The outside light radiated through the canopy tent walls painting the air within the tents with the turquoise color of the fabric. The soft mixture of green and blue created a serene atmosphere that stood apart from the sharp yellow light of the air outside the tents. Sitting within this calming turquoise light, the students quickly immersed themselves in a work cycle mode. Quite quickly I could sense the magical quietness of the work cycle time which we used to have in our indoor space.
Our afternoon group lessons went also well. The students met with their teachers over Zoom. The sessions looked like a continuation of the work cycle when I watched them without logging in the Zoom rooms. There wasn’t much talk, except when a teacher addressed students with a speaking task. I could see the lively interaction when I logged in.
I appreciate our ability to create outdoors this serenity which is so unique to Montessori schools at all ages. However, I did miss this week the goofy social interactions that we used to have before the COVID-19 crisis. Lunchtime, especially, was the part of the day when students used to become playful and chatty. They would lie on the couches, beanbags, the floor, play music, show each other favorite clips or games or just have typical teenager conversations. I could hear again the lovely chattiness when the students took off masks because they were eating lunch.

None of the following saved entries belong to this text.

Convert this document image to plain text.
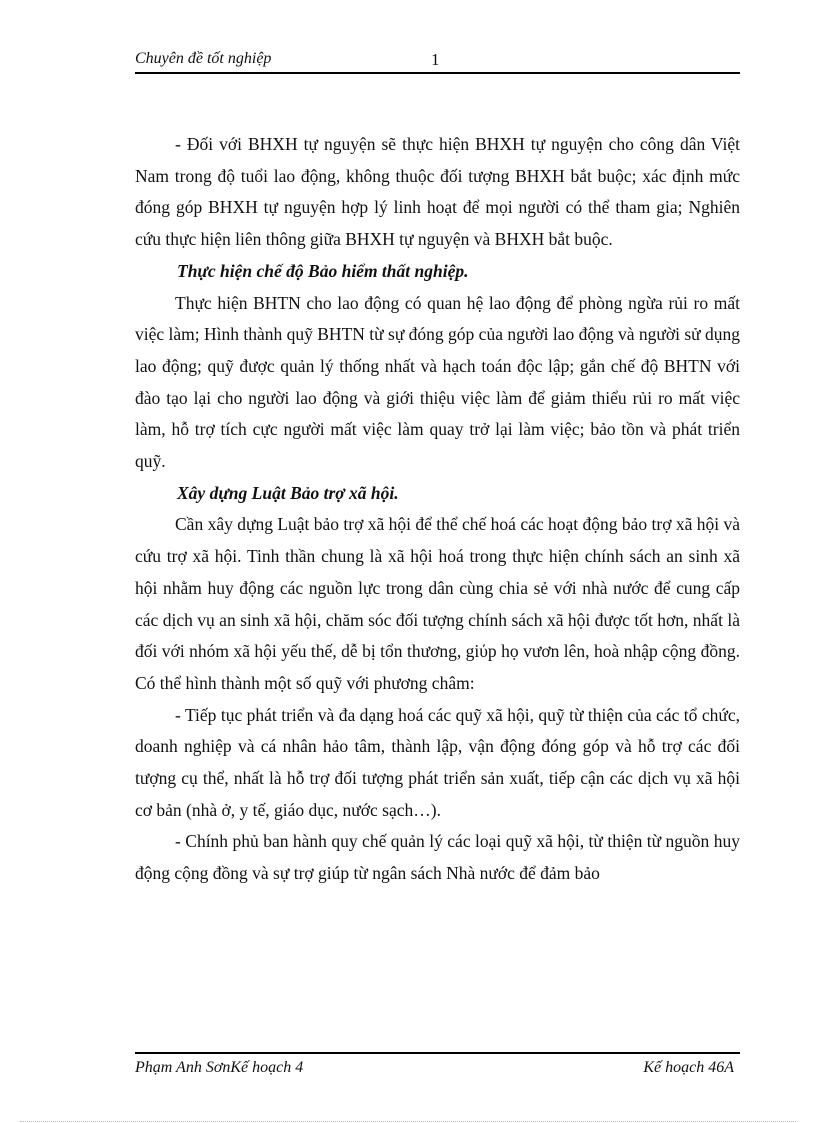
Chuyên đề tốt nghiệp	1

- Đối với BHXH tự nguyện sẽ thực hiện BHXH tự nguyện cho công dân Việt Nam trong độ tuổi lao động, không thuộc đối tượng BHXH bắt buộc; xác định mức đóng góp BHXH tự nguyện hợp lý linh hoạt để mọi người có thể tham gia; Nghiên cứu thực hiện liên thông giữa BHXH tự nguyện và BHXH bắt buộc.

Thực hiện chế độ Bảo hiểm thất nghiệp.

Thực hiện BHTN cho lao động có quan hệ lao động để phòng ngừa rủi ro mất việc làm; Hình thành quỹ BHTN từ sự đóng góp của người lao động và người sử dụng lao động; quỹ được quản lý thống nhất và hạch toán độc lập; gắn chế độ BHTN với đào tạo lại cho người lao động và giới thiệu việc làm để giảm thiểu rủi ro mất việc làm, hỗ trợ tích cực người mất việc làm quay trở lại làm việc; bảo tồn và phát triển quỹ.

Xây dựng Luật Bảo trợ xã hội.

Cần xây dựng Luật bảo trợ xã hội để thể chế hoá các hoạt động bảo trợ xã hội và cứu trợ xã hội. Tinh thần chung là xã hội hoá trong thực hiện chính sách an sinh xã hội nhằm huy động các nguồn lực trong dân cùng chia sẻ với nhà nước để cung cấp các dịch vụ an sinh xã hội, chăm sóc đối tượng chính sách xã hội được tốt hơn, nhất là đối với nhóm xã hội yếu thế, dễ bị tổn thương, giύp họ vươn lên, hoà nhập cộng đồng. Có thể hình thành một số quỹ với phương châm:

- Tiếp tục phát triển và đa dạng hoá các quỹ xã hội, quỹ từ thiện của các tổ chức, doanh nghiệp và cá nhân hảo tâm, thành lập, vận động đóng góp và hỗ trợ các đối tượng cụ thể, nhất là hỗ trợ đối tượng phát triển sản xuất, tiếp cận các dịch vụ xã hội cơ bản (nhà ở, y tế, giáo dục, nước sạch…).

- Chính phủ ban hành quy chế quản lý các loại quỹ xã hội, từ thiện từ nguồn huy động cộng đồng và sự trợ giúp từ ngân sách Nhà nước để đảm bảo

Phạm Anh SơnKế hoạch 4	Kế hoạch 46A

However, once they finished their food the students needed to put on their masks again. They took it like an implicit signal to shut up. Keeping physical distance also signals an emotional distance. That is not a great attraction to being goofy with each other.
When we had a community meeting on Friday (from home, due to a heat wave), students started to talk about bringing furniture from home and creating a personal space in their sitting station. They asked if they could do it, considering the fact that we assigned the same table and chair to each student. We did it to limit the possibility of infection. Usually they can move from one sitting place to another in the classroom. We encouraged them to create a personal space. We clarified that we did not expect them to use only the furniture we bought for the outdoor classroom. They are highly encouraged to bring whatever will make them feel more comfortable in the space.
I believe that it will take some time until the students make the space look more like their own and then, also, warm up to each other. It depends also on how often the weather will allow us to meet in the outdoor classroom. The forecast for the next couple of weeks is for many rainy days. Zoom will help us keep a stable schedule. Hopefully, we will find ways to cope also with rain so that we will be able to meet under the canopy tents as much as possible.